Historian Alexis Coe is the author of the new book, “You Never Forget Your First: A Biography of George Washington.” She spoke to Marketplace about how the first American president approached the economy, and how national debt during Washington’s time compares to that of today.

The United States is over $23 trillion in debt. While that number has increased significantly in the past 50 years, the U.S. was already tens of millions of dollars in debt when George Washington’s presidency began in 1789.

“America was born with enough wartime debt to crush it, so it was one of the most immediate concerns he faced,” said Alexis Coe.

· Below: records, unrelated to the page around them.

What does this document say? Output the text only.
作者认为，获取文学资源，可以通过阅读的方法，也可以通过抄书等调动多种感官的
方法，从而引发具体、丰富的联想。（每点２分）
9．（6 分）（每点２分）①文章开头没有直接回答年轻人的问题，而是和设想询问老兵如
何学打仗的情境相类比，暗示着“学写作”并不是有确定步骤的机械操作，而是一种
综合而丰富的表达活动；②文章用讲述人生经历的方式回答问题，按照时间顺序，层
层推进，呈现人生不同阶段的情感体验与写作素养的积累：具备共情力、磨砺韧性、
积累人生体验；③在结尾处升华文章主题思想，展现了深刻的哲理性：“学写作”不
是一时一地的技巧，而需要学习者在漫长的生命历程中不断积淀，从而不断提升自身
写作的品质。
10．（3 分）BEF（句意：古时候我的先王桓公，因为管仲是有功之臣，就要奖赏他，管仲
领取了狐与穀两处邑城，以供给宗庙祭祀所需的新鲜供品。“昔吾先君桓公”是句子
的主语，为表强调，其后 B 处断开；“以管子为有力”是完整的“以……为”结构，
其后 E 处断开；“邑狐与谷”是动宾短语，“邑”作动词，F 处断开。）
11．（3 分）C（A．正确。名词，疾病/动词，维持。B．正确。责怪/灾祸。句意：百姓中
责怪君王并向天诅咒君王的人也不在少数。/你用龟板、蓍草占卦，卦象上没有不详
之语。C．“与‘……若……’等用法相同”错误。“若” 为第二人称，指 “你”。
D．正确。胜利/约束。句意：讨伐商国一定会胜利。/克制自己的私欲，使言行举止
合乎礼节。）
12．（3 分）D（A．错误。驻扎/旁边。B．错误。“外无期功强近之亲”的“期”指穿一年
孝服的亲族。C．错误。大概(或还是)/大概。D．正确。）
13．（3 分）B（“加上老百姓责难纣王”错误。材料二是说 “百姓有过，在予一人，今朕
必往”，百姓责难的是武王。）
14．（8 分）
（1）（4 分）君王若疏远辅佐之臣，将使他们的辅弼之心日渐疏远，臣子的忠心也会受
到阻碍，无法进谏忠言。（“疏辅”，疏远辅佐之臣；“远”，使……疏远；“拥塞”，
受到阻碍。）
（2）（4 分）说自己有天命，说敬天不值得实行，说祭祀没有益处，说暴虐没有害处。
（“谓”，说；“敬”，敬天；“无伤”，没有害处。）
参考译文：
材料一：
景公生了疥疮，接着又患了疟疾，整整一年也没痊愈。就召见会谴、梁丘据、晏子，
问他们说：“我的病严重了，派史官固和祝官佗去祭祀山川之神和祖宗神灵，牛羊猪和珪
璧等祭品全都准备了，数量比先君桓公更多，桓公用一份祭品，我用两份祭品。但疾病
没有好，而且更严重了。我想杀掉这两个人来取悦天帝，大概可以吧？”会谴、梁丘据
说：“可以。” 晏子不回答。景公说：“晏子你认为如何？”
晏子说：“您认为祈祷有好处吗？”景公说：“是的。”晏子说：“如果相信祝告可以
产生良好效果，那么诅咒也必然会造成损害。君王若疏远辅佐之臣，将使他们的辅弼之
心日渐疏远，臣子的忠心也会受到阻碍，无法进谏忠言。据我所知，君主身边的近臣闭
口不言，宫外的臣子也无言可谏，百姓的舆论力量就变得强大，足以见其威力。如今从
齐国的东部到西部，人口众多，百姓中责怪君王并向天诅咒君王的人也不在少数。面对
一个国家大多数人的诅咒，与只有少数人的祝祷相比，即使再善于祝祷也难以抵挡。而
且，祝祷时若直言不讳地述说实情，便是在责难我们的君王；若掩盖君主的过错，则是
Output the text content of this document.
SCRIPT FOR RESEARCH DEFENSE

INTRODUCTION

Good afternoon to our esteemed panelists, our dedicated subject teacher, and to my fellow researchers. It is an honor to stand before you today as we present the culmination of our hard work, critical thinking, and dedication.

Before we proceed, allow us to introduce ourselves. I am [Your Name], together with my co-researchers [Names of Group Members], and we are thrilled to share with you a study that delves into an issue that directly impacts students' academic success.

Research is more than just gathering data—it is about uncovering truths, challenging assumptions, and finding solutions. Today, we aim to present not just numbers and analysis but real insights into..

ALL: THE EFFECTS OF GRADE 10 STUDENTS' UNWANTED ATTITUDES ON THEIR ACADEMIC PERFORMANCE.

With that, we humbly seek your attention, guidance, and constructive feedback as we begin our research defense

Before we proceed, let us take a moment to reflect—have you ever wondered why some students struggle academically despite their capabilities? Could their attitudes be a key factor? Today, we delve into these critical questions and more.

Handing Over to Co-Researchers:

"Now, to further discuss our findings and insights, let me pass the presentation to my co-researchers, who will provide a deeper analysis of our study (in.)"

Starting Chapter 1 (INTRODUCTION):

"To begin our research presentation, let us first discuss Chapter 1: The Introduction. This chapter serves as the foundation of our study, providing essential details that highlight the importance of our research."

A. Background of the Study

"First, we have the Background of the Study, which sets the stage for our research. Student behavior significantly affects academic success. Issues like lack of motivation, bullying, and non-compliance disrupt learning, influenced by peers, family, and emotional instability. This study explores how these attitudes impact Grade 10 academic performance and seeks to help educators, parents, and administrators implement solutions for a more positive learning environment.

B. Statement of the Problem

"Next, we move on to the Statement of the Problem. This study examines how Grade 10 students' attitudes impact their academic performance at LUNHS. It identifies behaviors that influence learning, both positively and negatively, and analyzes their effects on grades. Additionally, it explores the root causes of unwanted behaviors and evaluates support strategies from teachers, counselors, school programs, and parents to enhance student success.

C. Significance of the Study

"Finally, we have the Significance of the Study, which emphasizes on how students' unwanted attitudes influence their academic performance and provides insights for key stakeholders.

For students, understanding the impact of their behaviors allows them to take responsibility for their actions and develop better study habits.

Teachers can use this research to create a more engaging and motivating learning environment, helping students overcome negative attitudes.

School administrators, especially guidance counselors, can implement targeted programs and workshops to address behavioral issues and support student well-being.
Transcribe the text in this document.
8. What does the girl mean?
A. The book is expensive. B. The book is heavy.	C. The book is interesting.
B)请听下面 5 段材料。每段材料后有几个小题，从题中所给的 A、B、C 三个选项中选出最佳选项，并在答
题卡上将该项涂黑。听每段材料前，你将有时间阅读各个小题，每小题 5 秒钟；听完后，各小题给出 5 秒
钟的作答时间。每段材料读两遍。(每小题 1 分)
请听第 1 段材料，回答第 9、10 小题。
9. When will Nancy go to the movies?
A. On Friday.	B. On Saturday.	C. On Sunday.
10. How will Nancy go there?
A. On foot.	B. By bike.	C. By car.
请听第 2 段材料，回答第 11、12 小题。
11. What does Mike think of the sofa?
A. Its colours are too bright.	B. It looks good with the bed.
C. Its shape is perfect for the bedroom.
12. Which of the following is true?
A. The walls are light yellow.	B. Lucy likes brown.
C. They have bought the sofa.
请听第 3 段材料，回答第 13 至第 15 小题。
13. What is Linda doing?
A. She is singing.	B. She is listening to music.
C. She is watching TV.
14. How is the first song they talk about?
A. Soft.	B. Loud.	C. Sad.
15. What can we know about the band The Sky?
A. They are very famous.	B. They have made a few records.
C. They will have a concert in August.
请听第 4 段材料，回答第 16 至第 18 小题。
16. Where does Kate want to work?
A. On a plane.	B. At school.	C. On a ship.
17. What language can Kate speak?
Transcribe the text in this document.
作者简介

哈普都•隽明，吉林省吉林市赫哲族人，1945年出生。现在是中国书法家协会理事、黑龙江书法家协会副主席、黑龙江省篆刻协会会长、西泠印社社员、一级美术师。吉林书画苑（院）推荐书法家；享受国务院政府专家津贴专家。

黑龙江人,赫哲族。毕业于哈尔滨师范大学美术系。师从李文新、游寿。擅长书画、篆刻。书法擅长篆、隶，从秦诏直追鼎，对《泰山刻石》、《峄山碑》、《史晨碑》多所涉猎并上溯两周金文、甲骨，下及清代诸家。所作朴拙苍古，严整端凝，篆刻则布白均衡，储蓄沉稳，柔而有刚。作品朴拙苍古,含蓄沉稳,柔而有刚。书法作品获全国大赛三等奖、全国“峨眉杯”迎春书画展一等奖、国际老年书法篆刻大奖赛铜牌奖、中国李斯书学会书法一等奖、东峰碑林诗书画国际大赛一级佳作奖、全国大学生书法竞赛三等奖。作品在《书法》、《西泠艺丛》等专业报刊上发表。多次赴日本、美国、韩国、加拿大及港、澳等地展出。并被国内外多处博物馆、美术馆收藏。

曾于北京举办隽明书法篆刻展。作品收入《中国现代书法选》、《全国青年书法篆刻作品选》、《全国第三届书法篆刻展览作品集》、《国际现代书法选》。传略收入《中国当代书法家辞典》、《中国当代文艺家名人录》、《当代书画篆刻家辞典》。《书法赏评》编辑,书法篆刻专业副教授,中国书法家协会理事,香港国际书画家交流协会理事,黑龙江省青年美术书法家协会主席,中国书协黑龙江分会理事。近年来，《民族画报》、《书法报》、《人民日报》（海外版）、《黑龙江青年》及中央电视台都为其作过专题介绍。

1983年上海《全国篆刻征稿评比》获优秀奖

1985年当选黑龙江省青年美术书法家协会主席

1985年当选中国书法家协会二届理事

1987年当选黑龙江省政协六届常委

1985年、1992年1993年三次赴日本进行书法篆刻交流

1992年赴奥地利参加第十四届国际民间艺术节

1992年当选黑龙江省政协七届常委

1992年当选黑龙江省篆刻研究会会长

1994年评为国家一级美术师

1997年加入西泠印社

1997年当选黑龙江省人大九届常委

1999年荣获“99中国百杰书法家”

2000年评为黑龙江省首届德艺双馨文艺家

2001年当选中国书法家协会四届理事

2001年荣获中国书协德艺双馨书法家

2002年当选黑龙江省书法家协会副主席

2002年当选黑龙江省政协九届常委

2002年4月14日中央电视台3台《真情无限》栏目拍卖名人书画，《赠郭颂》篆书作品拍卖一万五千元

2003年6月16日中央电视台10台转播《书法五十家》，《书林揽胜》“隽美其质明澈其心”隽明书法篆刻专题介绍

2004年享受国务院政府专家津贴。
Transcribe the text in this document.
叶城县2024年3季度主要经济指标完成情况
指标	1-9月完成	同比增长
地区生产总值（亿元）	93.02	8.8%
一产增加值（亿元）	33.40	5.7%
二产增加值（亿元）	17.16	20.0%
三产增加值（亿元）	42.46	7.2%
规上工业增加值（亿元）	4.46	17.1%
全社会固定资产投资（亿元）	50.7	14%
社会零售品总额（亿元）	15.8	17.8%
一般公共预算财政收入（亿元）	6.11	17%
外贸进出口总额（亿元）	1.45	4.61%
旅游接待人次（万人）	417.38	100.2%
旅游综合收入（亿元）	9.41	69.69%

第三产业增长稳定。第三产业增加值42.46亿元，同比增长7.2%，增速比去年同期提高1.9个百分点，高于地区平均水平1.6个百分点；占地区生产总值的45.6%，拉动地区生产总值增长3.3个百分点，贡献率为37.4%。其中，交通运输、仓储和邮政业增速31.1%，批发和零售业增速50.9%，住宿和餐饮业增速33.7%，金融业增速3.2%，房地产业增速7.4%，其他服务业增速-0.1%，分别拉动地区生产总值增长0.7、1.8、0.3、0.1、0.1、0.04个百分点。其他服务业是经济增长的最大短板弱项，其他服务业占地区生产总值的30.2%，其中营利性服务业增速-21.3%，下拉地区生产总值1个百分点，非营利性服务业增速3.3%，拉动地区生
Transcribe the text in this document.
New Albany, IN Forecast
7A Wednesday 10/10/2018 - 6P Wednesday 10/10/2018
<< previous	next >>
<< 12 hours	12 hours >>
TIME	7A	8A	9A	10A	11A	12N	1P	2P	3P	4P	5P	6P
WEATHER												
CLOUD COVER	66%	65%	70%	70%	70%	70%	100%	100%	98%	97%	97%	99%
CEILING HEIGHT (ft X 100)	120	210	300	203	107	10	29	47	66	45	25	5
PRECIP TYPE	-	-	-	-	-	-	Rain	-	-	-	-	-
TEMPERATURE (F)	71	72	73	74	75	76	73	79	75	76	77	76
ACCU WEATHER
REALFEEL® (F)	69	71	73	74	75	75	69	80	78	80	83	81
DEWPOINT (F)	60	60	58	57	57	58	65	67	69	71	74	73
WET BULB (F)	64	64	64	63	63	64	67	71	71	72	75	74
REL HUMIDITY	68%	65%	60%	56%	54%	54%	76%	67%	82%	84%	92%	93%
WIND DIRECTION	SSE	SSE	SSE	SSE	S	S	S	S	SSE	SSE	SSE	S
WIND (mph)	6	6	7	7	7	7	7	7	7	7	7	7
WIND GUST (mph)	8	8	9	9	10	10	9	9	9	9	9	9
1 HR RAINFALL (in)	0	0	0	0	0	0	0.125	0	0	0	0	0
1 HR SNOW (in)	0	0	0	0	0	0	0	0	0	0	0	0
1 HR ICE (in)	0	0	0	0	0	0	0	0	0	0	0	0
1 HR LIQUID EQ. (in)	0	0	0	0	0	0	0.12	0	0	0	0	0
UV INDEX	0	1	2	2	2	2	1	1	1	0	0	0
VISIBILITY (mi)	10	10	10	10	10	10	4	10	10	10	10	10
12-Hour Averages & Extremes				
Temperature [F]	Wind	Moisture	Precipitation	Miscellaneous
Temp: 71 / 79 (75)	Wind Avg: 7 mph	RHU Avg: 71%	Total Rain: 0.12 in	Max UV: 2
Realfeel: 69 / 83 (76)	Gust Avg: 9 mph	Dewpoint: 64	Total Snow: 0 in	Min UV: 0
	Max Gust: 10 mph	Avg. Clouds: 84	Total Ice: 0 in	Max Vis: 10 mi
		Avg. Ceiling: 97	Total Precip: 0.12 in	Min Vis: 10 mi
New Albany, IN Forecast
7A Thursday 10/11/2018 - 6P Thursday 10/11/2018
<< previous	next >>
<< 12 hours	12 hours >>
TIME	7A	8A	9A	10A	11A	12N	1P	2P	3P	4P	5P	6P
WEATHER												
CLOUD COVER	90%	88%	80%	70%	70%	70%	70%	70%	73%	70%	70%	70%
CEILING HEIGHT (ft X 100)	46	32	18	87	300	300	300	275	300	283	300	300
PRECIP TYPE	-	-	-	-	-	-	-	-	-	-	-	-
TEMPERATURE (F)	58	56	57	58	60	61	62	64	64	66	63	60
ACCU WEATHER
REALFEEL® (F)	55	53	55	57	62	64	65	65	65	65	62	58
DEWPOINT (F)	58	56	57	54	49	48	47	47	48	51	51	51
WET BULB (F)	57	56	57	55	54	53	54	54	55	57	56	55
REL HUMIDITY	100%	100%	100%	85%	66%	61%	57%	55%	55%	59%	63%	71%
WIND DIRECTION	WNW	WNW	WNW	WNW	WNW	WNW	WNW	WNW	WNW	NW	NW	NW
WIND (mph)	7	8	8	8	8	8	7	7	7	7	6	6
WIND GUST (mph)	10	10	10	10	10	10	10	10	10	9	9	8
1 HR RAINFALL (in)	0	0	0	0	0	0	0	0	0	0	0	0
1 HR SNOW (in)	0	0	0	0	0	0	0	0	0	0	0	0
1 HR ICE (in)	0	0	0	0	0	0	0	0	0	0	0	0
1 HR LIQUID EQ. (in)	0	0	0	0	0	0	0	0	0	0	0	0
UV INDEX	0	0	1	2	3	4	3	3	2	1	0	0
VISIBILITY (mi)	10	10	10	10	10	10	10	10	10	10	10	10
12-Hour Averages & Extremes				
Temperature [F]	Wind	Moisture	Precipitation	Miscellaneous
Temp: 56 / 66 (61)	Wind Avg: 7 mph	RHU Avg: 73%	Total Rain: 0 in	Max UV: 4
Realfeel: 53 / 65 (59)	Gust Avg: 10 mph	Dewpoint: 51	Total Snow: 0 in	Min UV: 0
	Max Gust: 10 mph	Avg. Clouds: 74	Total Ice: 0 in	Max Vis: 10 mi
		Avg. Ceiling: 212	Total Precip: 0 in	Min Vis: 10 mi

“George Washington thinks: We’ve got to pay these people off or we’re going to owe them things,” Coe said. “And we cannot ensure stability if we’re vulnerable in that way.”

With the help of Alexander Hamilton, his treasury secretary, Washington managed to pay off much of the money the United States owed France for its assistance in the Revolutionary War.

In his farewell address, Washington encouraged the country to avoid “the accumulation of debt.” Coe suspects that Washington would be “completely overwhelmed” if he saw how much debt the United States has today.

“He was really concerned that we would pass on debt to future generations,” Coe said. “He thought that was unconscionable, and he thought that every generation should have a chance to flourish.”